Objective: We sought to investigate cross-reactivity between Bet v 1 and Mal d 1 at the level of allergen-specific T lymphocytes.
Methods: PBMCs of 13 patients allergic to birch pollen with oral allergy syndrome to apple were stimulated with rBet v 1 and rMal d 1, respectively, thereby establishing allergen-specific T-cell lines and T-cell clones. rMal d 1-specific T-cell cultures were tested for reactivity with rBet v 1, and rBet v 1-specific T cells were analyzed for reactivity with apple allergen. Cytokine production patterns in response to specific stimulation were evaluated. A selection of cross-reacting T-cell clones was mapped for epitope specificity by the use of overlapping Bet v 1- derived peptides.
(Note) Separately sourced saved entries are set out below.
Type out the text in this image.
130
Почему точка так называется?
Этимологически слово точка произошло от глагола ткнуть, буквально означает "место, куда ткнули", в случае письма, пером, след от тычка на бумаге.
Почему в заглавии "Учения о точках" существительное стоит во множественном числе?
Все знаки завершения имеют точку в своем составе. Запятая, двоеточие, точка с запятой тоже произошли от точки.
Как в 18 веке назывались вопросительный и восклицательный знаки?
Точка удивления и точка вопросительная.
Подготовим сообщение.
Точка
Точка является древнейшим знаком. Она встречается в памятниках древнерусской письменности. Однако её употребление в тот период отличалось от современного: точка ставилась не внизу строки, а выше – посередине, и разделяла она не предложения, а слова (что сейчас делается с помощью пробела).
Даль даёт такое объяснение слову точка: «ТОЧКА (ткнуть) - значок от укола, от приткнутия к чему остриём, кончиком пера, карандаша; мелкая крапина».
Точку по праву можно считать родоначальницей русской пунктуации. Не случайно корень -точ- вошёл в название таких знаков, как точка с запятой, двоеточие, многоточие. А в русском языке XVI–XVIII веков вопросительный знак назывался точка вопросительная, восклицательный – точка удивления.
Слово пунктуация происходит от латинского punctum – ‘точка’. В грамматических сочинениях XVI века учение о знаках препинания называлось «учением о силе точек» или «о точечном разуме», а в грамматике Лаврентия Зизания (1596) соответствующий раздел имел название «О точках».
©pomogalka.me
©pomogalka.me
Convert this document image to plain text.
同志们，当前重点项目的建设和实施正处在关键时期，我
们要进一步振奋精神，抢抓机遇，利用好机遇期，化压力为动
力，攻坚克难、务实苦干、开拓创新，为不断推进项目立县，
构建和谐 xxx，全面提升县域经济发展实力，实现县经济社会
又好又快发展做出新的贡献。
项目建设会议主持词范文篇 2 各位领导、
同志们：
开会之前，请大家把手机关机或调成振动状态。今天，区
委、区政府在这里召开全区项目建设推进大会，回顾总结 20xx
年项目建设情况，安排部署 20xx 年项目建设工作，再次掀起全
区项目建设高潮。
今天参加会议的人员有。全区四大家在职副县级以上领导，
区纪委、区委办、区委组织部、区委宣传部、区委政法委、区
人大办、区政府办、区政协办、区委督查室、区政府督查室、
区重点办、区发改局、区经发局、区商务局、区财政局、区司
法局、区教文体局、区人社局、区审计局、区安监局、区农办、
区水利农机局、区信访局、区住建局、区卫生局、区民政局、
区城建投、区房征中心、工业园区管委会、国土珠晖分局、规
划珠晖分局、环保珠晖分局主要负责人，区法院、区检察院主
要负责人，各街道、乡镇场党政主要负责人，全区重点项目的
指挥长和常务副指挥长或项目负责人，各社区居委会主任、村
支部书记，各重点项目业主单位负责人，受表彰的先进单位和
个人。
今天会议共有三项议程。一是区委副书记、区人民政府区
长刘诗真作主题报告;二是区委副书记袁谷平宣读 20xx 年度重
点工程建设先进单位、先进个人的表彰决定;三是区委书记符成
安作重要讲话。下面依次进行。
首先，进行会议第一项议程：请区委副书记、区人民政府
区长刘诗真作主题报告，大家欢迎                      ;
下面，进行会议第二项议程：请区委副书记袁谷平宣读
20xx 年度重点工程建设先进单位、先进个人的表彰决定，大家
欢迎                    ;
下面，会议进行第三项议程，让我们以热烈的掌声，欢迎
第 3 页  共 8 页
Results: Nineteen Mal d 1-specific T-cell clones were produced, 79% of which cross-reacted with Bet v 1. Eight of 18 Bet v 1-specific T-cell clones cross-reacted with Mal d 1. Six peptides representing cross-reactive T-cell epitopes could be identified. The respective fragments from birch and apple displayed approximately 50% amino acid identity. Seventy percent of the cross-reactive T-cell clones revealed a T(H2)-like cytokine production pattern.
Conclusion: The results indicate that cross-reactivity between apple and birch pollen leading to the clinical oral allergy syndrome occurs not only at the serologic, but also at the cellular level.